Cole: Hi Neil, my name is Cole Kaucheck and I am an industrial design student conducting research for my senior year thesis project. I really appreciate you taking the time out of your day to take part in this interview. To begin, may I ask how long have you been involved in Law Enforcement?
Neil: “I have been in Law Enforcement for 19 years. I spent 8 years as an Accident Investigator, and I am now currently working in Narcotics.”
Cole: Over the years, how often do you deal with car collisions per week?
Neil: “There is at least on traffic accident daily in the city of Lakewood, which also includes what would be considered minor collisions, hit skips, and severe.”
Cole: Would you mind elaborating a little bit on what exactly those terms mean?

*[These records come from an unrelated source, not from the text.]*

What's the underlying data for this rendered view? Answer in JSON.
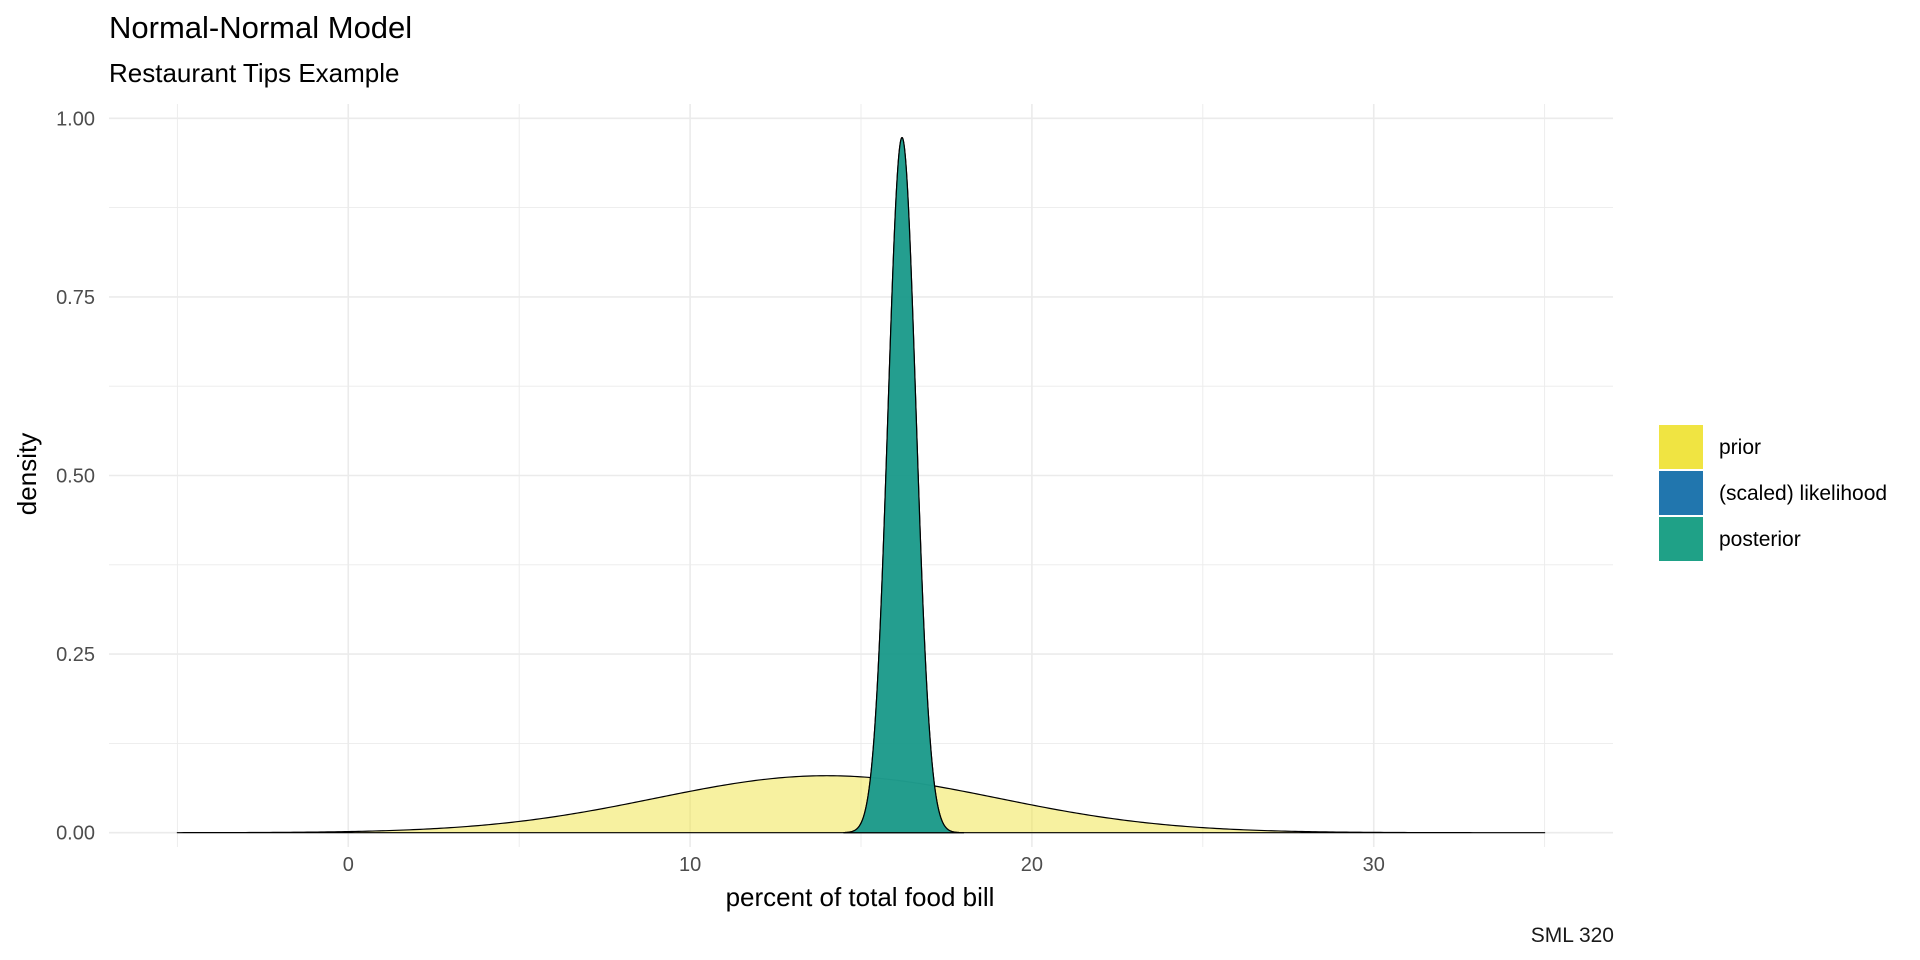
{
  "chart_data": {
    "type": "area",
    "title": "Normal-Normal Model",
    "subtitle": "Restaurant Tips Example",
    "caption": "SML 320",
    "xlabel": "percent of total food bill",
    "ylabel": "density",
    "xlim": [
      -7,
      37
    ],
    "ylim": [
      -0.02,
      1.02
    ],
    "x_ticks": [
      0,
      10,
      20,
      30
    ],
    "x_tick_labels": [
      "0",
      "10",
      "20",
      "30"
    ],
    "y_ticks": [
      0,
      0.25,
      0.5,
      0.75,
      1.0
    ],
    "y_tick_labels": [
      "0.00",
      "0.25",
      "0.50",
      "0.75",
      "1.00"
    ],
    "grid": true,
    "legend_position": "right",
    "series": [
      {
        "name": "prior",
        "color": "#f0e442",
        "fill_opacity": 0.5,
        "dist": "normal",
        "mean": 14,
        "sd": 5,
        "x_range": [
          -5,
          35
        ]
      },
      {
        "name": "(scaled) likelihood",
        "color": "#2176ae",
        "fill_opacity": 0.85,
        "dist": "normal",
        "mean": 16.2,
        "sd": 0.41,
        "x_range": [
          14.5,
          18
        ]
      },
      {
        "name": "posterior",
        "color": "#1fa187",
        "fill_opacity": 0.85,
        "dist": "normal",
        "mean": 16.2,
        "sd": 0.41,
        "x_range": [
          14.5,
          18
        ]
      }
    ]
  }
}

Neil: “Minor collisions are exactly what they sound like, small fender benders where there are not any injuries are reported. Hit skips, happen when a collision occurs but the driver fled the scene before law enforcement could arrive. Severe collisions are also what they sound like, serious accidents with injury and damage to vehicles.”

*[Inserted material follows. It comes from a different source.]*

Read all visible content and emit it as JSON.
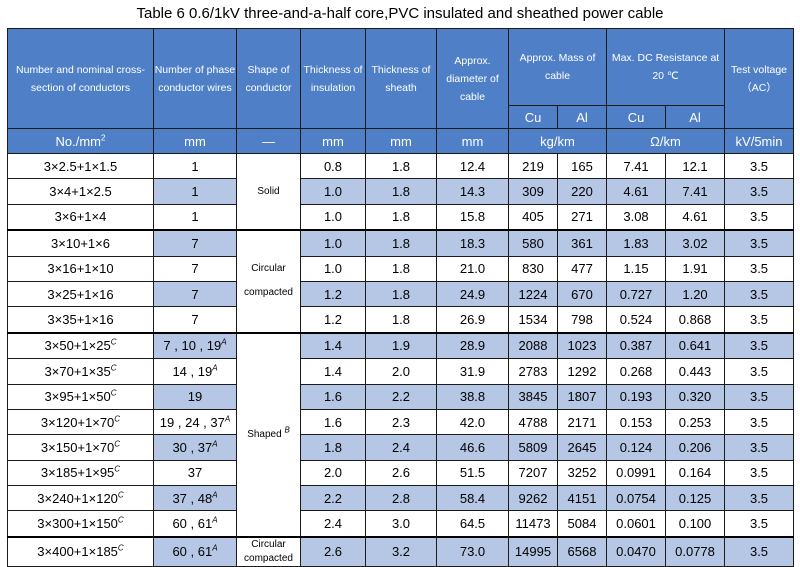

Cole: Aside from drunk driving, have you noticed any certain behavior that has lead to most vehicle collisions?
Neil: “Most traffic accidents are caused by the inattention of the drivers. Distracted driving due to eating, texting, talking on the cell, and any other activity where the driver takes their focus off of the road.”
Cole: In terms of car collisions, what have you found to be the leading causes when it comes to distracted driving?
Neil: “Leading causes? Easily cell phones are the leading distraction. It is extremely common to watch vehicles stopped at a red light and observe the drivers looking down on their cell. Obviously, not paying attention to other traffic and surroundings.”
Cole: Have you noticed a spike in car collisions since smartphones have become so prevalent?
Neil: “Obviously, with cell phone usage, there has been a spike, due to the inattention of drivers. This also causes more severe crashes on the highway with higher speeds.”
Cole: From your perspective, have you noticed drivers making an effort to abide by Texting and Driving laws? Or do you think they are just getting smarter about hiding it?
Neil: “The new technology in the vehicles is helping, but I believe texting (cell usage) is becoming commonplace while driving.”
Cole: In your opinion, do you see any possible solution to distracted driving?
Neil: “Maybe sticker penalties if caught. I know there are apps that do not allow cell usage while driving unless there is an emergency.”